朝になったので彼女達を連れてフィルド村へ向かう、途中の魔物は回避は難しいと判断しカイムは護衛に徹し俺とシュリで速攻で排除していった。村に着くまで不思議だったのはレティーナが戦っている以外ずっと俺に引っ付いて手を握っていたことだ、何故か懐かれてしまったようだ。
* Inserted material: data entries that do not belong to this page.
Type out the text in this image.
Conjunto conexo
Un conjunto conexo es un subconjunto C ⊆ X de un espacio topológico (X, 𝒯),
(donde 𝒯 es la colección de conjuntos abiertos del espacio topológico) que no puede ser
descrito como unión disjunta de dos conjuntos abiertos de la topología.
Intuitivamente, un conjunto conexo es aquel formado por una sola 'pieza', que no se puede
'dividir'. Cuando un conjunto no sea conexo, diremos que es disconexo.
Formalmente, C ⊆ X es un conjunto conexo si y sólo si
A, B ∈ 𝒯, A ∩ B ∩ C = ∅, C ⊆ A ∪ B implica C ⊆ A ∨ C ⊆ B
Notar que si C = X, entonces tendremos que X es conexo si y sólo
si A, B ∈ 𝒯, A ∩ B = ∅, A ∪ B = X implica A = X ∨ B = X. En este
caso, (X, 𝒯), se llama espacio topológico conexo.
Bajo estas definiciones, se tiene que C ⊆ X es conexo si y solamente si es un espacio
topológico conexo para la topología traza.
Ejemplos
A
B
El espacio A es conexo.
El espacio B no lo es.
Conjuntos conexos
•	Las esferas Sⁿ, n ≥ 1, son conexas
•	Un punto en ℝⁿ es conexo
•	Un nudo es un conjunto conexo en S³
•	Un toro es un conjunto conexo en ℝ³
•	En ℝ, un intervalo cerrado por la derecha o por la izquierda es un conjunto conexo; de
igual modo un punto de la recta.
村に着くとスルト村長が喜びながらクレージュを抱きしめ、近くにミゲル達が居るのに気付いた。
「やっ! ミゲルさん達も来てたんだ」
「おぉ、お主らか! 儂等は今しがた着いたところじゃ。しかし、後ろの女性達を見る限り事件は解決したようじゃな」
「犯人は逃げられてしまったけどな。ミゲルさん達が居てくれたのはちょうど良かった、女の人達を馬車で各村に送って上げてくれないかな? 俺達馬車持ってないから送り届けるのに時間かかるし」
「それくらいお安い御用じゃ」
「それと、ミゲルさん達がここに来る前に王都に変わった事は無かった?」
「? いや、いつもと変わらずといった感じじゃったが」
(そうか、やっぱり俺の考え過ぎか・・)
「それよりお主の後ろにおる女の子はもしや・・・・」
「ん? あぁ、レティーナ王女だよ。攫われていた人達と同じとこに捕まっていたからなんとか救出できた」
「!! これは失礼致しました、レティーナ王女様、此度はご無事でなによりです」
「ありがとうございます、貴方方も私達の捜索お疲れ様でした」
「いえ、勿体無いお言葉です!」
「それじゃ俺達も王女を城へ連れて行くとするかな」
「だったら王女の護衛として儂とフォーリアがついて行くとするか」
村長がお礼に泊まっていって欲しいと言ってきたが皆をいち早く送り届けたかったので丁重に辞退し、攫われていた女性達がミゲルの団が所持する馬車に乗り込み出発したのを確認して俺達6人も馬車に乗って王都へ向かった。